発売されるまで私はこのゲームの存在すら知らなかった。
全く見たことも聞いたこともないタイトルが売れているのを確認してから、ようやくこのゲームをプレイし始めたのである。
まだプレイし始めて3週間ほど。
プレイ時間でいえば、おそらく全体で3時間もプレイしていないぐらいじゃないか。
住人の数もわずかに9人体制である。

それでも、一つ感じていることがある。
何となく『Nintendogs』をプレイするのに近い感じがしているのだ。
これはちょっとダークな感覚なんじゃないか。
このダークな感覚を説明するためには、多少説明が必要かもしれない。

このゲーム、まず自分のそっくりさんをゲームの中に作る。
もちろん一人だけじゃ意味がないので、タイトルが指し示すようにトモダチも作る。
私の場合、友達は一人もいない事になっているので多少生理的抵抗感はあるが、やむを得ないから職場の同僚なんかをメイキングするわけだ。
あんまり凝ったメイキングはできないし、自分の記憶もあいまいなんだけど、作ってみると、「ああ、こいつこいつ」って感じで、意外と似ているような気がしてくる。

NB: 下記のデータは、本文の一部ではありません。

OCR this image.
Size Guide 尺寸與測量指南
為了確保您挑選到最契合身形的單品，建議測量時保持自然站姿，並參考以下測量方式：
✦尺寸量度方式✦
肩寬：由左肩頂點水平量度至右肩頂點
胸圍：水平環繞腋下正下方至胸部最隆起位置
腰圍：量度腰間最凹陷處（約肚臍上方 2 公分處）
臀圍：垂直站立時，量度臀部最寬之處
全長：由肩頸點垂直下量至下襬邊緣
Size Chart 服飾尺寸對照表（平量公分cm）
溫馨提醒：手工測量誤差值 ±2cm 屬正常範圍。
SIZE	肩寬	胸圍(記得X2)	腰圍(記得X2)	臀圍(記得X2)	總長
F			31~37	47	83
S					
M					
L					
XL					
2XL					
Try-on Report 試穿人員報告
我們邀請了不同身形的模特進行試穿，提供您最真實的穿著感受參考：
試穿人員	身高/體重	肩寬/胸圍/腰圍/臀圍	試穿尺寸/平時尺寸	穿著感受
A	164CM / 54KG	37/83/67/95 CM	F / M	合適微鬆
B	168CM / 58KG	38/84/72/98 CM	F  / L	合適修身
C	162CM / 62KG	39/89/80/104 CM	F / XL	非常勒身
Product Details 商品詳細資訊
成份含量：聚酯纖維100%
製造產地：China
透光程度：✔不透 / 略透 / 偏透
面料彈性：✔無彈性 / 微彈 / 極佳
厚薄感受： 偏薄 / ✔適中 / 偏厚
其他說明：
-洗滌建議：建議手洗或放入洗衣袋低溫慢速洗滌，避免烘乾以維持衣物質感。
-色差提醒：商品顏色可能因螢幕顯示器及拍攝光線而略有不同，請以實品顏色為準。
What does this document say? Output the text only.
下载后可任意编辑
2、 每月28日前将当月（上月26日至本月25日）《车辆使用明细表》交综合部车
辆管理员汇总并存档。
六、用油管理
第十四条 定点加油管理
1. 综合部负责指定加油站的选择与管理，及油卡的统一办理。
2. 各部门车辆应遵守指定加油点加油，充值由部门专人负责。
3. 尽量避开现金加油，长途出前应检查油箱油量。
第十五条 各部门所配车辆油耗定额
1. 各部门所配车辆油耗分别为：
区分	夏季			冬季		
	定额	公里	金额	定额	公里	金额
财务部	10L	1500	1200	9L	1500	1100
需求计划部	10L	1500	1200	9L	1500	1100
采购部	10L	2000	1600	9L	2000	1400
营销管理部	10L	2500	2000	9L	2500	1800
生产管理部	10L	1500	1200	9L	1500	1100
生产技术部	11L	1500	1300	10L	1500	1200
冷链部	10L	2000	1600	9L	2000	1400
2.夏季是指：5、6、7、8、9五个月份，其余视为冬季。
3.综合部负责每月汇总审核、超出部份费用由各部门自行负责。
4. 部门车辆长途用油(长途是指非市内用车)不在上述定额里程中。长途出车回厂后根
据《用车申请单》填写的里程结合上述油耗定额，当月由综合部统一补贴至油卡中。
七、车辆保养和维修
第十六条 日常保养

で、こいつ等をアパートメントみたいな所に住まわせる。
基本的にはこいつ等は勝手に行動するのだが、プレイヤーはその行動に干渉することが可能である。
食事を与えたり、アイテムを与えるばかりでなく、恋愛にも口を挟むことが出来る。
仲良くなるにはプレイヤーが紹介してやらないといけないし、プレイヤーが相性を判断することによって仲を取り持ったり、壊したりすることも可能だ。
お金とアイテムによる縛りはあるけど、概ねプレイヤーは万能である。

プレイしていて、私はなんだか自分が彼らの飼い主のような気がしてきた。
食事を与えることがえさを与えることに近い感触だからかもしれないな。
この現実に存在する人達を支配するような感覚はちょっと背徳的だな。
またそれが結構楽しい。
背徳の喜びですよ。
だって、みんな実在の人物がベースになってるんだよ。
ちょっと意地悪もしたくなるよね。
Sさんに彼女ができないようにしたり、いつも変な服ばかり着せたり、ついやってしまう。

我々がやっているゲームっていうのは置き換えることによって、喜びを増加させることが出来るんだけど、当然ながらこういう置き換えもあるわけだ。
動作を置き換えるだけじゃなく、キャラを置き換える。
それも、アニメキャラとかじゃなくて、現実の人間に置き換えるというあたり、なかなか素晴らく且つイヤらしい着眼だよな。
Miiという既に作ってあるユーザーをゲーム中におくことで喜びは更に増加するだろう。
置き換えの同一性が高まるからね。

創り手の方でもこのイモーラルな感触を狙って創っているんじゃないか、という気はする。
もうちょっと観察寄りのつくり方もあったはずだからな。
このゲーム、明らかに観察よりは干渉を目的としたゲームのように思える。